Monday, August 06, 2018 10:27 AM

ネスレ、供給網管理にブロックチェーンを導入

 食品大手のネスレ(Nestle)は、離乳食ブランド「ガーバー(Gerber)」の一部製品を対象に、原材料の果物や野菜をブロックチェーン基盤システムで追跡する試験を進めている。

 製品リコールの対策として、原材料の世界供給網管理にブロックチェーンを利用する動きが食品業界で進んでおり、ネスレの試験はそれを象徴している。

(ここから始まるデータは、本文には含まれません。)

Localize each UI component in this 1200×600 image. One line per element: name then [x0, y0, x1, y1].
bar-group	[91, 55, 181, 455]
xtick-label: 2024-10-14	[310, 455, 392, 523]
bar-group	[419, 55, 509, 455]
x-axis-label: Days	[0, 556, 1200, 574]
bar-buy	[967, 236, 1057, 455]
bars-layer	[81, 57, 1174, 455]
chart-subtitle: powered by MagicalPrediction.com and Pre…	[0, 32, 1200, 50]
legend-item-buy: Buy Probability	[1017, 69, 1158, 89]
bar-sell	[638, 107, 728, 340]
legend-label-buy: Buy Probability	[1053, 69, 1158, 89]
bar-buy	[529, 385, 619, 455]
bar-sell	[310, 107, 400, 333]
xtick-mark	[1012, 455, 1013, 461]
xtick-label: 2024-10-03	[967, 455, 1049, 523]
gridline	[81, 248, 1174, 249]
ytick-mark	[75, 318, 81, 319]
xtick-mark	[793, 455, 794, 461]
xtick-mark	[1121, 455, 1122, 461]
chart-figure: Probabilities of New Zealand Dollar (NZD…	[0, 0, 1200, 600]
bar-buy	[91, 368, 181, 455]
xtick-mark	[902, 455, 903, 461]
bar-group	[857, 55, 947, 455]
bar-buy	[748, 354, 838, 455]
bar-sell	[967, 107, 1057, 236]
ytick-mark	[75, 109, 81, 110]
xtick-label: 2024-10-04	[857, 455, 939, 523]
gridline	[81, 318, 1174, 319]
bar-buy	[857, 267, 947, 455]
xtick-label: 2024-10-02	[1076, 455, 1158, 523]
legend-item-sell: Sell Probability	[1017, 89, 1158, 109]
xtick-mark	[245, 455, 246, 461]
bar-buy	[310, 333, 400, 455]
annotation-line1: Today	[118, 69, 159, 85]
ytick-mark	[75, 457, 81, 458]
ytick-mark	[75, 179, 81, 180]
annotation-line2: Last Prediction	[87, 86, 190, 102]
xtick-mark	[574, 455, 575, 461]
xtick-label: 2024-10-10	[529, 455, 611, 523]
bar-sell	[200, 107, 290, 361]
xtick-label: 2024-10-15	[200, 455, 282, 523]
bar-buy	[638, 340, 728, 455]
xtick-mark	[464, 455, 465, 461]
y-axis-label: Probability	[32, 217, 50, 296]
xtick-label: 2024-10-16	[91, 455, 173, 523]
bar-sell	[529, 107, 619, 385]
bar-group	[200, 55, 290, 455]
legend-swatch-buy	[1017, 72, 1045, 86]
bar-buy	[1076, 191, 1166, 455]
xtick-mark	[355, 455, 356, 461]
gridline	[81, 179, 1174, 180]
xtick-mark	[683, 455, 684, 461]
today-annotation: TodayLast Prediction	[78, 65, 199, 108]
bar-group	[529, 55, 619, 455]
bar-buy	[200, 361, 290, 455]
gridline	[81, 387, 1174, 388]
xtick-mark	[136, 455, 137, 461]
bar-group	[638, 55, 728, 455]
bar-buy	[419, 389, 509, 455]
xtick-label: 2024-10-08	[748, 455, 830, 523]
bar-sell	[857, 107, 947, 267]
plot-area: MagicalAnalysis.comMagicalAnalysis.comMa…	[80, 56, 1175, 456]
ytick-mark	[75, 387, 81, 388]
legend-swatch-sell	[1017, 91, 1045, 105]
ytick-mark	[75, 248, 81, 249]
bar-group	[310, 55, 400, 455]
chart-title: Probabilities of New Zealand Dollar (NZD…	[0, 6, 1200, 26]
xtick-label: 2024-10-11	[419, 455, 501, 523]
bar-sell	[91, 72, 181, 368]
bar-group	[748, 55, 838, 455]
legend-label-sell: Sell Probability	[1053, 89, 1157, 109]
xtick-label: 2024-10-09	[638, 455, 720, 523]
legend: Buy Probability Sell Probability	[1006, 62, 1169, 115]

 ウォール・ストリート・ジャーナルによると、ネスレは現在、「フード・トラスト(Food Trust)」と呼ばれるブロックチェーン・システムの開発において、競合するユニリーバ(Unilever)をはじめ、ウォルマート(Walmart)やIBMを含む9社と協力している。一つの記録管理システムを競合社や提携先と共有することで、たとえば細菌汚染といった問題が生じた食品の調査を迅速化させ、リコールをより正確かつ低コストで実施できるようにすることが狙いだ。

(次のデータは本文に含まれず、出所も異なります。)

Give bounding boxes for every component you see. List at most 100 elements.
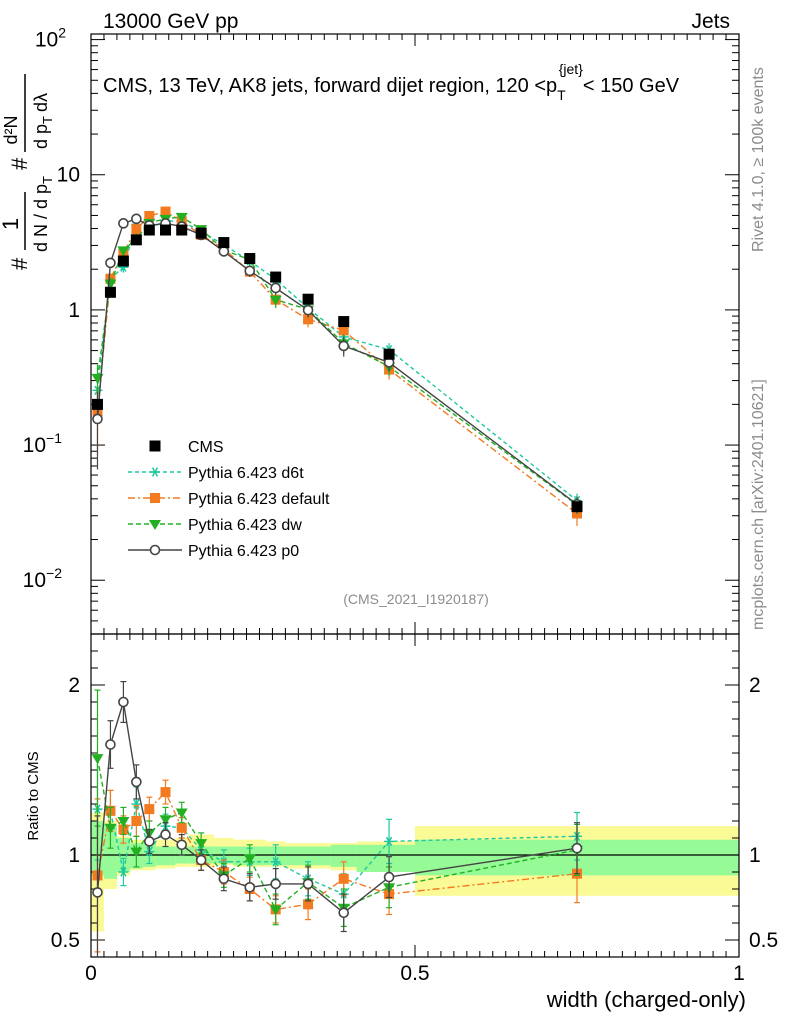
legend-label-default: Pythia 6.423 default (188, 491, 330, 508)
series-point-ratio (571, 842, 583, 854)
series-point-top (131, 213, 142, 225)
ratio-y-tick-label-right: 0.5 (749, 929, 778, 952)
top-plot-series (91, 206, 583, 526)
ratio-y-tick-label-left: 1 (68, 844, 80, 867)
series-point-top (117, 246, 130, 257)
series-point-top (244, 265, 256, 277)
series-point-ratio (302, 878, 314, 890)
x-axis-tick-labels: 0 0.5 1 (85, 962, 745, 985)
series-point-ratio (303, 899, 314, 910)
cms-data-point (160, 224, 172, 236)
series-point-top (105, 257, 116, 269)
uncertainty-bands (91, 812, 739, 932)
legend-marker (150, 467, 160, 477)
y-tick-label: 1 (68, 299, 80, 322)
cms-data-point (91, 398, 103, 410)
series-point-ratio (104, 823, 117, 834)
cms-data-point (195, 227, 207, 239)
cms-data-point (130, 234, 142, 246)
y-tick-label: 102 (35, 25, 66, 52)
ratio-y-tick-labels: 2 1 0.5 2 1 0.5 (51, 674, 778, 952)
series-point-ratio (130, 847, 143, 858)
y-tick-label-exp: −1 (46, 430, 62, 446)
series-line-top (96, 218, 578, 505)
series-point-ratio (118, 867, 129, 877)
legend-label-cms: CMS (188, 439, 224, 456)
x-tick-label: 1 (733, 962, 745, 985)
series-point-ratio (144, 804, 155, 815)
series-point-ratio (384, 836, 395, 847)
series-point-ratio (383, 871, 395, 883)
legend: CMS Pythia 6.423 d6t Pythia 6.423 defaul… (128, 439, 330, 560)
series-point-top (270, 282, 281, 294)
series-point-top (218, 246, 230, 257)
series-point-ratio (218, 873, 230, 885)
green-band (155, 846, 176, 866)
series-point-top (118, 218, 129, 229)
y-tick-label: 10−2 (23, 565, 63, 592)
series-point-ratio (160, 787, 171, 798)
green-band (103, 824, 117, 879)
series-point-top (269, 295, 282, 306)
green-band (285, 846, 331, 866)
series-point-ratio (131, 816, 142, 826)
rivet-version-text: Rivet 4.1.0, ≥ 100k events (750, 67, 767, 252)
cms-data-point (338, 316, 350, 328)
analysis-id: (CMS_2021_I1920187) (343, 591, 489, 607)
y-tick-label-base: 10 (35, 29, 58, 52)
ratio-y-tick-label-right: 2 (749, 674, 761, 697)
series-point-top (131, 224, 142, 235)
cms-data-point (143, 224, 155, 236)
y-axis-tick-labels: 102 10 1 10−1 10−2 (23, 25, 80, 593)
series-point-top (302, 304, 314, 316)
series-point-ratio (159, 815, 172, 826)
series-point-top (144, 210, 155, 221)
cms-data-point (176, 224, 188, 236)
y-tick-label-base: 10 (23, 569, 46, 592)
star-stroke (151, 467, 159, 477)
series-point-top (338, 325, 349, 336)
series-point-ratio (176, 839, 188, 851)
series-point-ratio (244, 881, 256, 893)
legend-marker (150, 493, 160, 503)
series-point-ratio (270, 857, 281, 867)
series-point-ratio (117, 817, 130, 827)
series-point-ratio (176, 822, 187, 833)
star-stroke (272, 857, 279, 867)
cms-data-point (302, 293, 314, 305)
legend-marker (149, 520, 161, 530)
axis-ticks (90, 34, 740, 958)
ratio-y-tick-label-left: 2 (68, 674, 80, 697)
series-line-top (96, 220, 578, 502)
star-stroke (120, 867, 127, 877)
energy-label: 13000 GeV pp (103, 10, 238, 33)
series-point-ratio (243, 854, 256, 865)
star-stroke (133, 799, 140, 809)
y-tick-label: 10 (57, 164, 80, 187)
series-line-top (96, 210, 578, 515)
y-tick-label: 10−1 (23, 430, 63, 457)
series-point-top (175, 212, 188, 223)
cms-data-point (383, 348, 395, 360)
series-point-ratio (105, 739, 116, 750)
y-tick-label-base: 10 (57, 164, 80, 187)
ratio-plot-series (91, 680, 583, 957)
legend-label-p0: Pythia 6.423 p0 (188, 543, 299, 560)
cms-data-point (571, 501, 583, 513)
series-point-top (303, 314, 314, 325)
ylabel-hash: # (7, 257, 32, 270)
series-point-ratio (160, 829, 171, 840)
series-point-ratio (92, 887, 103, 898)
series-point-top (92, 413, 103, 425)
star-stroke (385, 836, 393, 847)
series-point-top (104, 279, 117, 290)
top-y-axis-label: # 1 d N / d pT # d²N d pTdλ (0, 74, 55, 270)
green-band (330, 844, 357, 867)
legend-marker-cms (149, 440, 161, 452)
x-axis-label: width (charged-only) (546, 987, 746, 1012)
legend-marker (149, 544, 161, 556)
series-point-ratio (195, 854, 207, 866)
series-point-top (160, 206, 171, 217)
series-point-top (338, 340, 350, 352)
ylabel-denominator: d N / d pT (31, 176, 55, 252)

 フード・トラストは、IBMのブロックチェーン技術を基盤に構築された。食品の原材料収穫や加工、梱包、そして出荷に関するデータをフード・トラスト上で保管することで、従来なら日単位または週単位の時間がかかっていた追跡を秒単位で実行できるようにする。

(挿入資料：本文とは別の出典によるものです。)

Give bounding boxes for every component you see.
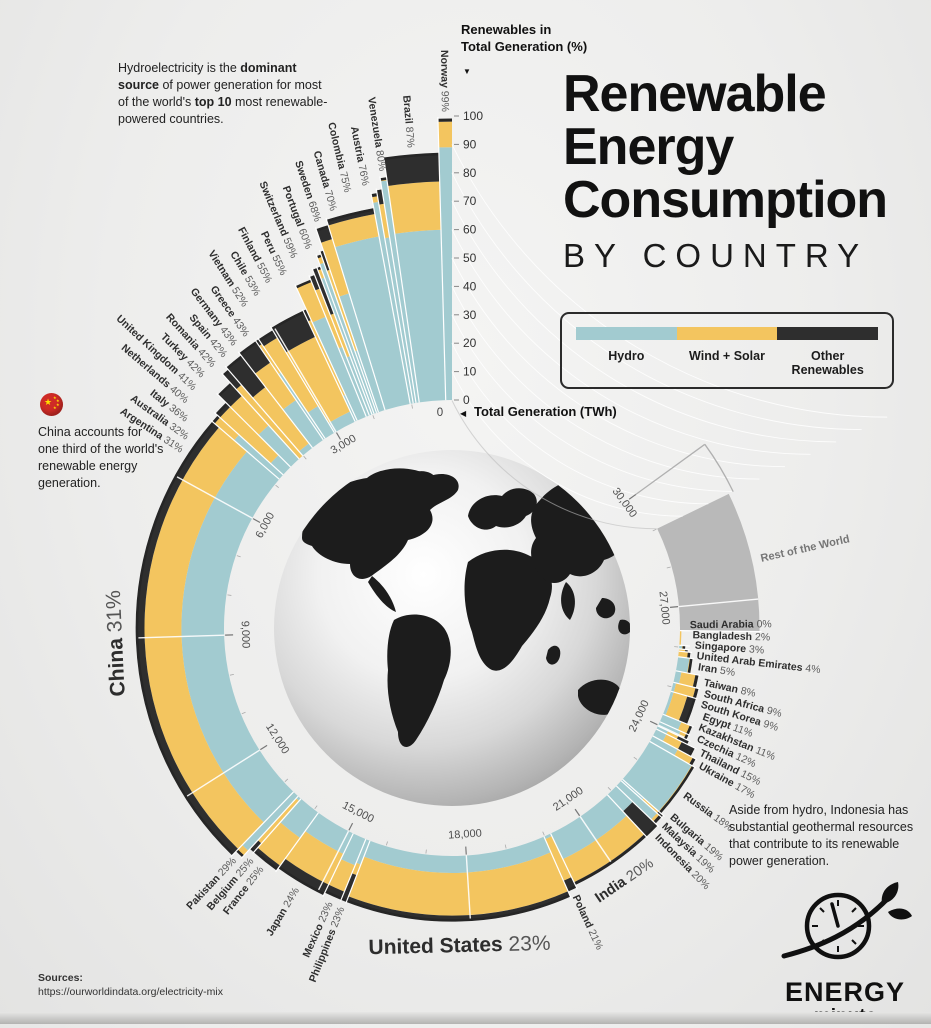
annotation-indonesia: Aside from hydro, Indonesia has substant… xyxy=(729,802,929,870)
rest-bracket-arc xyxy=(705,444,733,491)
country-label: Venezuela 80% xyxy=(365,96,388,172)
page-bottom-edge xyxy=(0,1012,931,1024)
twh-tick-label: 27,000 xyxy=(656,591,671,626)
rest-of-world-label: Rest of the World xyxy=(760,533,851,565)
legend-label-0: Hydro xyxy=(576,349,677,377)
bar-wind_solar-Saudi-Arabia xyxy=(679,631,681,646)
sources-label: Sources: xyxy=(38,972,223,984)
bar-cap-Austria xyxy=(377,191,382,192)
percent-tick-label: 80 xyxy=(463,166,477,180)
twh-tick-label: 21,000 xyxy=(551,785,586,814)
twh-tick-label: 15,000 xyxy=(340,799,375,825)
sources-block: Sources: https://ourworldindata.org/elec… xyxy=(38,972,223,998)
legend-swatch-0 xyxy=(576,327,677,340)
sources-url: https://ourworldindata.org/electricity-m… xyxy=(38,986,223,998)
percent-axis-title-line2: Total Generation (%) xyxy=(461,39,587,54)
energy-minute-logo: ENERGY — minute — xyxy=(770,878,920,1028)
twh-tick-label: 6,000 xyxy=(253,510,277,540)
country-label-big: China 31% xyxy=(102,590,130,697)
percent-tick-label: 30 xyxy=(463,308,477,322)
country-label: Japan 24% xyxy=(264,885,302,938)
annotation-china: China accounts for one third of the worl… xyxy=(38,424,166,492)
globe xyxy=(274,450,632,806)
percent-tick-label: 50 xyxy=(463,251,477,265)
bar-cap-United-Arab-Emirates xyxy=(688,652,689,658)
percent-tick-label: 100 xyxy=(463,109,483,123)
twh-axis-title: Total Generation (TWh) xyxy=(474,404,617,419)
bar-cap-Chile xyxy=(310,276,315,278)
country-label: Austria 76% xyxy=(348,125,371,186)
percent-tick-label: 70 xyxy=(463,194,477,208)
country-label: Saudi Arabia 0% xyxy=(690,618,772,631)
legend-swatch-2 xyxy=(777,327,878,340)
bar-cap-Switzerland xyxy=(317,256,321,258)
twh-tick-label: 18,000 xyxy=(448,828,482,842)
percent-tick-label: 60 xyxy=(463,223,477,237)
bar-cap-Venezuela xyxy=(380,179,386,180)
bar-wind_solar-Norway xyxy=(438,122,452,148)
infographic-title-block: Renewable Energy Consumption BY COUNTRY xyxy=(563,68,931,275)
logo-line1: ENERGY xyxy=(770,977,920,1008)
left-triangle-icon: ◀ xyxy=(460,409,467,418)
legend-label-1: Wind + Solar xyxy=(677,349,778,377)
page-title: Renewable Energy Consumption xyxy=(563,68,931,227)
country-label-big: United States 23% xyxy=(368,932,551,959)
country-label: Brazil 87% xyxy=(400,95,416,148)
page-subtitle: BY COUNTRY xyxy=(563,237,931,275)
percent-tick-label: 10 xyxy=(463,365,477,379)
percent-axis-title-line1: Renewables in xyxy=(461,22,551,37)
twh-tick-label: 30,000 xyxy=(610,486,639,520)
stopwatch-leaf-icon xyxy=(770,878,920,970)
country-label: Bangladesh 2% xyxy=(692,629,770,643)
twh-tick-label: 24,000 xyxy=(627,698,652,734)
twh-tick-label: 9,000 xyxy=(239,621,252,649)
percent-tick-label: 0 xyxy=(463,393,470,407)
legend-swatch-1 xyxy=(677,327,778,340)
china-flag-icon: ★★★★★ xyxy=(40,393,63,416)
percent-tick-label: 90 xyxy=(463,137,477,151)
twh-tick-label: 3,000 xyxy=(329,432,359,456)
percent-tick-label: 40 xyxy=(463,279,477,293)
country-label: Norway 99% xyxy=(438,50,451,112)
down-triangle-icon: ▼ xyxy=(463,67,471,76)
percent-tick-label: 20 xyxy=(463,336,477,350)
bar-hydro-Iran xyxy=(676,657,690,673)
bar-wind_solar-Brazil xyxy=(388,181,441,233)
annotation-hydro: Hydroelectricity is the dominant source … xyxy=(118,60,330,128)
bar-cap-Finland xyxy=(313,269,317,271)
bar-rest-of-world xyxy=(657,494,759,632)
legend-color-bar xyxy=(576,327,878,340)
twh-zero-label: 0 xyxy=(437,407,443,419)
twh-tick-label: 12,000 xyxy=(263,721,291,756)
bar-cap-Colombia xyxy=(371,194,377,195)
legend-label-2: Other Renewables xyxy=(777,349,878,377)
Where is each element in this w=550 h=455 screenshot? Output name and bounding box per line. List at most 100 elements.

 フード・トラストの加盟社らは過去1年にわたって、加工食品供給網の一部で試験を続けてきた。ウォルマートの場合、マンゴーの供給網で試験し、農家から食料品店の棚に並ぶまでの一連の動きを把握することを目指している。

 ネスレの離乳食製品の試験では、リンゴやかぼちゃを含む複数の原材料ごとに、米国内外の農家や加工業者との取り引きをフード・トラストで管理する。

 IBMは、その基盤となるブロックチェーン技術とそのほかのツール群をフード・トラスト加盟社らに提供する。

 供給網に関与する農家やそのほかの関係業者らは、専用のモバイル・アプリケーションを使ってフード・トラスト・システムにデータを入力する。

 IBMによると、モバイル・アプリケーションは現在、試作品段階にあり、9月に市場投入される見通しだ。

 フード・トラスト加盟企業らは、自社の商品データや基盤施設とフード・トラスト・システムをつなぐインターフェイスと関連技術をそれぞれ開発中だ。